4 July, 2013 | By Mark Adams, chief film critic
A colourful, fun and breezy film about sex and religion, Vinko Brešan’s The Priest’s Children is a comedy charmer that deserves to find a welcoming audience, though perhaps not within the Catholic Church which is engagingly lampooned to good effect. The film screened at the Karlovy Vary International Film Festival.
An engagingly broad and breezy comedyThe Priest’s Children is a genuine easy-going filmic pleasure.
Though sex is at the heart of the film, there is nothing explicit about the going-on, with Brešan making great use of his picturesque Dalmatian island backdrop as he weaves together a story – based on Mate Matiši’s controversial Croatian play – of sexual enthusiasm and religious good intention.

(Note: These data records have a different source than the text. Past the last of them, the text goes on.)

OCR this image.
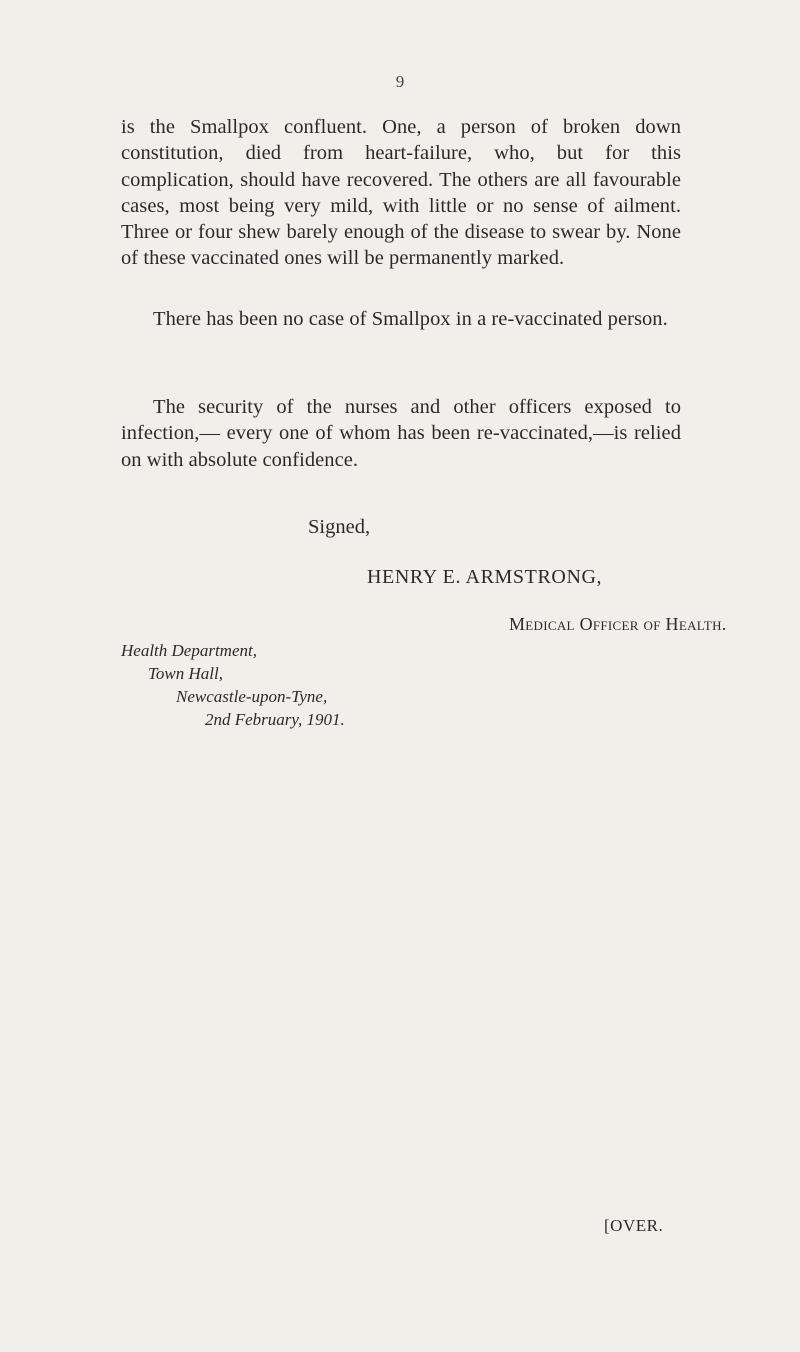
9

is the Smallpox confluent. One, a person of broken down constitution, died from heart-failure, who, but for this complication, should have recovered. The others are all favourable cases, most being very mild, with little or no sense of ailment. Three or four shew barely enough of the disease to swear by. None of these vaccinated ones will be permanently marked.

There has been no case of Smallpox in a re-vaccinated person.

The security of the nurses and other officers exposed to infection,— every one of whom has been re-vaccinated,—is relied on with absolute confidence.

Signed,
HENRY E. ARMSTRONG,
Medical Officer of Health.
Health Department,
Town Hall,
Newcastle-upon-Tyne,
2nd February, 1901.
[OVER.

Young Catholic priest Fabian (Krešimir Miki) is sent to a small island to take over from elderly priest Jakov (Zdenko Botic) but the old man is so popular that locals lobby to have him stay on the island and take mass occasionally. Fabian is bemused by the lack of births on the island, until he discovers there is a roaring trade in under-the-counter condoms.
Local tobacconist Petar (Nikša Butijer) admits to Fabian in confession that he is one supplying the condoms, and Fabian convinces him that it would be God’s will to start puncturing each condom packet. Soon they are joined by local pharmacist Marin (Drazen Kuhn), who secretly starts replacing birth control pills with vitamins, and the threesome start trying to work out the sexual liaisons happening on the island.

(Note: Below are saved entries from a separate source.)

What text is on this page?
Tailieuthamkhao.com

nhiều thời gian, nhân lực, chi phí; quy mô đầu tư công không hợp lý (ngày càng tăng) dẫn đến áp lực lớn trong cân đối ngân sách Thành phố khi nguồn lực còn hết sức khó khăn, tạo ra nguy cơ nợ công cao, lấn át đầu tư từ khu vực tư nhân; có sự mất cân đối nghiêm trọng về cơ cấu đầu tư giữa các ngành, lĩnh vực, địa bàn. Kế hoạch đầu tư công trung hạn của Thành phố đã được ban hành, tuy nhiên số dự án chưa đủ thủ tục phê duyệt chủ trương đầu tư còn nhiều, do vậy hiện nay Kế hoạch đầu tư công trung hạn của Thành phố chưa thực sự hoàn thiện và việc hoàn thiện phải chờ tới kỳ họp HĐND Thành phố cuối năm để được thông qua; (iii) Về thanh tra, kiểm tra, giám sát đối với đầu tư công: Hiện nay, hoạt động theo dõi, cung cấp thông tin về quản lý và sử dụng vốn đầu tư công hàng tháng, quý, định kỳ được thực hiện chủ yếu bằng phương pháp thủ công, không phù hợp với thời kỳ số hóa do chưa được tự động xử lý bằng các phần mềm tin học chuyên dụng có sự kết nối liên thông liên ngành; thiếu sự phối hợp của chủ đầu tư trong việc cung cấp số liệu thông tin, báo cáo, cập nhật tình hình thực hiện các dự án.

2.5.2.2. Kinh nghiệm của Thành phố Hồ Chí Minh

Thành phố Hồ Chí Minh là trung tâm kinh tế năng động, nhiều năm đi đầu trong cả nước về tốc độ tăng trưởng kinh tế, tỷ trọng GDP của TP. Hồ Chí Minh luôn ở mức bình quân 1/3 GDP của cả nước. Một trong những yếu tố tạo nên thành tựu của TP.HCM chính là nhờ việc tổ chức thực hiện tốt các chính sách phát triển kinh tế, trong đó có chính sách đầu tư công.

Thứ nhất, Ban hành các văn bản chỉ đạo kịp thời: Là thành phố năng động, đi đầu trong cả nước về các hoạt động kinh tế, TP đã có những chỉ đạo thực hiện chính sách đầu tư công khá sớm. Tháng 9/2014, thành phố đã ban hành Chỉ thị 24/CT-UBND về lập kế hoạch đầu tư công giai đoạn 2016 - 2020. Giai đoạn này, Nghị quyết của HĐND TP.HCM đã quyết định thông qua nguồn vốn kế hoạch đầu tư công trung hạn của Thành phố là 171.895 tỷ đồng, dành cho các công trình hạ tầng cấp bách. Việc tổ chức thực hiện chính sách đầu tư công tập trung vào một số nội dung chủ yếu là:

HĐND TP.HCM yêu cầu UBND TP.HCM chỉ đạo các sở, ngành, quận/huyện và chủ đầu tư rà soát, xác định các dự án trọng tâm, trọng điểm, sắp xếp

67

Before long the birthrate – and marriage rate – on the island start increasing, with foreign TV crews even showing an interest on this island of love. But when his messing around with condoms habit reaches the local Bishop things get more than a little complex as Fabian has to try and explain his notion of radical Christianity.
An engagingly broad and breezy comedy The Priest’s Children is a genuine easy-going filmic pleasure, delightfully performed, beautifully shot and relishing its sense of playful irony.